A segunda narrativa que comento nesta resenha coincide com a segunda do livro publicado. Em “Conta lá a história das bibliotecas itinerantes”, viajamos para Galveias, no Alto Alentejo, em Portugal, lugar de nascimento do escritor. A narrativa apropria-se de uma nostalgia, memórias do já vivido que se unem ao presente da escrita: “As crianças de Galveias são iguais às de antes”. Na infância do narrador penetram histórias da infância de seus filhos. Um encontro entre passado e presente, inclusive no nível da escrita, que utiliza o presente do indicativo para referir-se a coisas que pertencem ao passado. Afinal, ao revisitar o passado com o intuito de alterá-lo ou analisá-lo, logramos mantê-lo no presente: “Eu, que estou aqui neste instante, também estava lá […]”.

Mais adiante, saímos de Portugal e viajamos para a ilha de Cabo Verde. Em “O povo”, os sentidos se misturam com o intuito de contar-nos um pouco sobre os cabo-verdianos. Sons da música da telenovela numa versão cigana, as calças e a barriga de um homem, o sol ácido, um passeio na Feira do Relógio. Ao fim, um senhor que conversa com o narrador em crioulo cabo-verdiano e cujo diálogo, para além do conteúdo, traz consigo uma sensação de pertencimento. Novamente, memórias passadas que se mesclam ao presente da escritura.

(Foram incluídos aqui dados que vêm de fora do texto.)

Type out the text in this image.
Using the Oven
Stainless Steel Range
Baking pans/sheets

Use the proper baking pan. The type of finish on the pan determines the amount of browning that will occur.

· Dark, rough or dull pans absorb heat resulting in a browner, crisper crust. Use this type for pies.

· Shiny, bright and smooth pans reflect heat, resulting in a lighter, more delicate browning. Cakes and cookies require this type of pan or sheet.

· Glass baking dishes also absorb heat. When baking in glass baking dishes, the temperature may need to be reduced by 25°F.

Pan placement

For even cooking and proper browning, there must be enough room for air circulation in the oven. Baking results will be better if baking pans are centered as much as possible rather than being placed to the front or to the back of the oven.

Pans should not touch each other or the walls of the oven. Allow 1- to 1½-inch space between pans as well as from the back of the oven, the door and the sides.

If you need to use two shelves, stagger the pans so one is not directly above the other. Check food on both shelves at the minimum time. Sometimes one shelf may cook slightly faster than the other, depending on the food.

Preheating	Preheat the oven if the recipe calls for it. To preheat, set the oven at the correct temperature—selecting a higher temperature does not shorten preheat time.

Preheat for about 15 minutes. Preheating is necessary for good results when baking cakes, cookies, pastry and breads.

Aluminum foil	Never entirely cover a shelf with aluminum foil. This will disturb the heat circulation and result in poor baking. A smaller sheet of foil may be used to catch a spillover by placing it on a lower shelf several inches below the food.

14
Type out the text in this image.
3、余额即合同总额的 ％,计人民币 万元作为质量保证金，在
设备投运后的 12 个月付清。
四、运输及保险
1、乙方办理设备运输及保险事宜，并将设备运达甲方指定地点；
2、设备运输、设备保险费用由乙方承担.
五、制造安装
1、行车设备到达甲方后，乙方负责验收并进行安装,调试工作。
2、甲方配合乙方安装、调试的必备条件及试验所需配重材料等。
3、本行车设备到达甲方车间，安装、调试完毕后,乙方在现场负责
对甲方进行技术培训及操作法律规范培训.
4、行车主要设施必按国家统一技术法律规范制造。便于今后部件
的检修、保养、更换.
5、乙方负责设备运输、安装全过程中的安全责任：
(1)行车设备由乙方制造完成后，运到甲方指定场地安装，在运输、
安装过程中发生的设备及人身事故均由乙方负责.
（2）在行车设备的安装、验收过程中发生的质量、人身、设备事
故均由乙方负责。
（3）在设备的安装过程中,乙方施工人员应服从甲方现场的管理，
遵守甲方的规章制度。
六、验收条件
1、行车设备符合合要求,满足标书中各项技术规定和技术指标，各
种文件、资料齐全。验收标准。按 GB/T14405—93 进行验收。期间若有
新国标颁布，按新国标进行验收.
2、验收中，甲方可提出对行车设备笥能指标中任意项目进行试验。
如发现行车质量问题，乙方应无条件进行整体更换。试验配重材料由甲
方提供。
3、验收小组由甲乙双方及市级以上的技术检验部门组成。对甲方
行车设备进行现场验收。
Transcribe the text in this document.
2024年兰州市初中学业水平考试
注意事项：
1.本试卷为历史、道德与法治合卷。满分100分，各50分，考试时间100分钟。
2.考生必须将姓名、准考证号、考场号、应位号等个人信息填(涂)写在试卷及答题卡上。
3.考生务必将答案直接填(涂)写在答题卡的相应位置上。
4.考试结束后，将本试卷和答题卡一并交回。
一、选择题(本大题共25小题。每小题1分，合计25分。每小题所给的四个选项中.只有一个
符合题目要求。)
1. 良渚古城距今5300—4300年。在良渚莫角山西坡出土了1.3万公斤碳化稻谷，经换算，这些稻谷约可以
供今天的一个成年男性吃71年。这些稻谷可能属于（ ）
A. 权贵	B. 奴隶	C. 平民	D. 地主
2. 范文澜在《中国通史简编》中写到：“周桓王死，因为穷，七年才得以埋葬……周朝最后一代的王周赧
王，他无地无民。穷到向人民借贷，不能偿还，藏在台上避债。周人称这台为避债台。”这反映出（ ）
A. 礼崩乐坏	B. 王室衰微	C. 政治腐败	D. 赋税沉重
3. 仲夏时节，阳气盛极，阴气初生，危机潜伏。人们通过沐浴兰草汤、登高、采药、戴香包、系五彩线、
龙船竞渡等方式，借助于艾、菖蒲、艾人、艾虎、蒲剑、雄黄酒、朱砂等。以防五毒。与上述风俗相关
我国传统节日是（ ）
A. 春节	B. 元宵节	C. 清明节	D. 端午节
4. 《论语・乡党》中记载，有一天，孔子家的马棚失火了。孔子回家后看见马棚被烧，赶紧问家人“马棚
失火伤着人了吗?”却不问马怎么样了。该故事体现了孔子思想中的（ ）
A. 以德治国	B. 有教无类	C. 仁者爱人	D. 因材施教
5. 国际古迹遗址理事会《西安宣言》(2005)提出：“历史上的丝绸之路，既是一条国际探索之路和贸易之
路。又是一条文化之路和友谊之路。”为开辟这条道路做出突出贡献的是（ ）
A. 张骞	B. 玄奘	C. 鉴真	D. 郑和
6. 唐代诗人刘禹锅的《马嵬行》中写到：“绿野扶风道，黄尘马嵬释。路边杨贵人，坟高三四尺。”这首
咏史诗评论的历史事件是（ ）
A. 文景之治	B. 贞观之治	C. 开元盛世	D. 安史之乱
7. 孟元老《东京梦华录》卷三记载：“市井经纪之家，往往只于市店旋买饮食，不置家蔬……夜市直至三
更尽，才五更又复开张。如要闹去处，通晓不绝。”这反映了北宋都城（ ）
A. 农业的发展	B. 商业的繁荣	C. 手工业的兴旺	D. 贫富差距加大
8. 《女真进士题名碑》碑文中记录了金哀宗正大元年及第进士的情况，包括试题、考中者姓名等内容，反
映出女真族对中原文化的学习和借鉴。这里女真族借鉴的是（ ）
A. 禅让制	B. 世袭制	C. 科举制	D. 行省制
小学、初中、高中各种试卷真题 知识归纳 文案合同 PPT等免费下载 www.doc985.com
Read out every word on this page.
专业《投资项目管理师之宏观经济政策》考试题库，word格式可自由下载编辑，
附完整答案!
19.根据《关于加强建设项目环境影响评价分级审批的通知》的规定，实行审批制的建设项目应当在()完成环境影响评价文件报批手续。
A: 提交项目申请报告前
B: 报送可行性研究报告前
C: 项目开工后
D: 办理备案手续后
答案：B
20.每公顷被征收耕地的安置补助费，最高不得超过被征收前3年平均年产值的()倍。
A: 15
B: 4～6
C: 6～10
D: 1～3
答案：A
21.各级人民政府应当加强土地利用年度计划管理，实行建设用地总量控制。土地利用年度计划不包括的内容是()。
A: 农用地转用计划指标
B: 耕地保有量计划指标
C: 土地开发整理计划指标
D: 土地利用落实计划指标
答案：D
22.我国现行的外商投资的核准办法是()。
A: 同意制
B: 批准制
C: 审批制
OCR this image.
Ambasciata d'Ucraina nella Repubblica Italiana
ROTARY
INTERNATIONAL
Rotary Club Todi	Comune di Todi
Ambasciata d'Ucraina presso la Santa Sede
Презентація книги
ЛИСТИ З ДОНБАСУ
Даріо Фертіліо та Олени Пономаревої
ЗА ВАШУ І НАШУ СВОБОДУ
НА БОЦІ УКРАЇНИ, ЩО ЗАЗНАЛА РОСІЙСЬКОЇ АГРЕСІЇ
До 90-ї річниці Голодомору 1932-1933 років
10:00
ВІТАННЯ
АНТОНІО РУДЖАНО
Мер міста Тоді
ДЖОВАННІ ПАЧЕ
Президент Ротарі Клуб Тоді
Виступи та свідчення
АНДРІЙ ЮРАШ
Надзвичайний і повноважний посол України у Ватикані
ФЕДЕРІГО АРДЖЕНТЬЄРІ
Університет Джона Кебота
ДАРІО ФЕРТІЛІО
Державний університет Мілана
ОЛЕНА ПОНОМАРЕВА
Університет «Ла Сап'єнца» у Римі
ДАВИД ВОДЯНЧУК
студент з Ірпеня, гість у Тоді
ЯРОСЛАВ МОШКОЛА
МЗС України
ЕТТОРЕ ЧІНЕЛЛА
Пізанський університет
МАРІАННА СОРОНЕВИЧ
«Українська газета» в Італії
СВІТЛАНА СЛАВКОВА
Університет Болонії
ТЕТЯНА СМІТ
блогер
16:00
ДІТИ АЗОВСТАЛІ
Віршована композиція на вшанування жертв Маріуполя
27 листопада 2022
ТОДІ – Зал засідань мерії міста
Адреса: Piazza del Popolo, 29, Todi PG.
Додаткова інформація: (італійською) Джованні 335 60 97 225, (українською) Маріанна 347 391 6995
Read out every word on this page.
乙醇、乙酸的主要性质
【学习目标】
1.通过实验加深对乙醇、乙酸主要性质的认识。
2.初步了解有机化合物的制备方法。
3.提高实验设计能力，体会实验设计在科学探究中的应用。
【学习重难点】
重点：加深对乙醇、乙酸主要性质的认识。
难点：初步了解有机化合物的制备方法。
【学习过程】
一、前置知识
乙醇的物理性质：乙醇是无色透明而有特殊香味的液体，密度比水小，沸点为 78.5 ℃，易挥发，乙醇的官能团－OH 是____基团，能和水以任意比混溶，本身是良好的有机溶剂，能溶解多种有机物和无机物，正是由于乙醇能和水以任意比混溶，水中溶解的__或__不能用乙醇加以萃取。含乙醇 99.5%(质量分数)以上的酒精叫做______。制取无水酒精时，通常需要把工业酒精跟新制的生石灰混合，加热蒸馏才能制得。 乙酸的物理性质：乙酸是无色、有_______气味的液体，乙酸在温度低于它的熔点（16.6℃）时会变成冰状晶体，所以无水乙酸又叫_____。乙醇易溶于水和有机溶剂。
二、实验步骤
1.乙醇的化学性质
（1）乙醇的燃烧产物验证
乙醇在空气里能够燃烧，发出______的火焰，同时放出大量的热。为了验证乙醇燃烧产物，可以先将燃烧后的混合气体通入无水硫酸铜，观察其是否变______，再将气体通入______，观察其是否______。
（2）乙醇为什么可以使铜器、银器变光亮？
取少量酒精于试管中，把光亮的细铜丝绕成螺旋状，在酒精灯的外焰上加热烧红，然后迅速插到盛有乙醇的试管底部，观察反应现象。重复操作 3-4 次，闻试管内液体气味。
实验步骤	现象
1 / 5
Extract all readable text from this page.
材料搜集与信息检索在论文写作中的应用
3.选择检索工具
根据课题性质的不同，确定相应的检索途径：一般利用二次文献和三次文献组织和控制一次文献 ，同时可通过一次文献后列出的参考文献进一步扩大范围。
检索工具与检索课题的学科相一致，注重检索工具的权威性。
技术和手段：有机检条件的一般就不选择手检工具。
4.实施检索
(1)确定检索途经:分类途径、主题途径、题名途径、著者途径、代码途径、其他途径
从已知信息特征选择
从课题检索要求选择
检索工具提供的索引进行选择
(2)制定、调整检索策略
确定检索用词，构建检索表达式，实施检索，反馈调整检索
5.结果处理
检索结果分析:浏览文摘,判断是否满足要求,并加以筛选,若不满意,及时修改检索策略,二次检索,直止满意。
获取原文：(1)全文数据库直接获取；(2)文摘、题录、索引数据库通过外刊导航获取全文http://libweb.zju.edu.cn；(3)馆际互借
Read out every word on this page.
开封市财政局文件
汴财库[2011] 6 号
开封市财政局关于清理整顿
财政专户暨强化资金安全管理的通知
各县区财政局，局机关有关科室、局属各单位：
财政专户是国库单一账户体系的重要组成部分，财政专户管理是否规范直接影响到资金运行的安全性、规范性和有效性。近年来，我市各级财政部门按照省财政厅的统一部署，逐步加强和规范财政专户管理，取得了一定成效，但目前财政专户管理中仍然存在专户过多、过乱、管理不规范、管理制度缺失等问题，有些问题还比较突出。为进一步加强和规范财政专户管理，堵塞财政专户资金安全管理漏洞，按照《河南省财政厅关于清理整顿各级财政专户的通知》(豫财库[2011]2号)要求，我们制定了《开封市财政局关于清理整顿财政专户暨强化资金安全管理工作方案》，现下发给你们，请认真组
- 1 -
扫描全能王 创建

As viagens não param por aí. O narrador também nos leva para a Guiné-Bissau, ao mercado de Bandim. Depois, para Patong, na ilha de Phuket, Tailândia. Passamos pelo interior de Rondônia, aqui no Brasil. O material da narrativa está sempre em acontecimentos passados. Em uma entrevista concedida ao programa Agenda, da Rede Minas, em 2015, o autor fala que “escrever é retirar ideias que existem de forma abstrata, em forma sem forma, e colocá-las no papel para que elas sobrevivam ao tempo”. Entretanto, também é preciso ter a noção de que o esquecimento chegará e que isto não deve ser triste. A memória, apesar de imaterial e invisível, nos forma e nos constitui. A matéria da escrita pode ser, portanto, uma memória, ou até mesmo uma desmemoria. Em “As palavras invisíveis”, por exemplo, o narrador confessa: “Conformo-me, estou cansado de procurar, mas tenho pena. Nesse bloco, tinha anotado a ideia que ia desenvolver neste texto. Não consigo lembrar como era, só recordo que me entusiasmou, pareceu-me boa ideia, fiquei contente quando a tive”.

Convidamos o leitor a embarcar nessa viagem por territórios, memórias e desmemorias. Esperamos que as reflexões de Peixoto sobre o passado e o presente mobilizem nosso público a revisitar momentos do passado que ainda fazem parte do presente. Da mesma maneira, aproveitamos esta publicação para revisitarmos um pouco de nossa história como selo editorial e lembrarmos de como nossa trajetória passada ecoa em nossas escolhas e lançamentos presentes.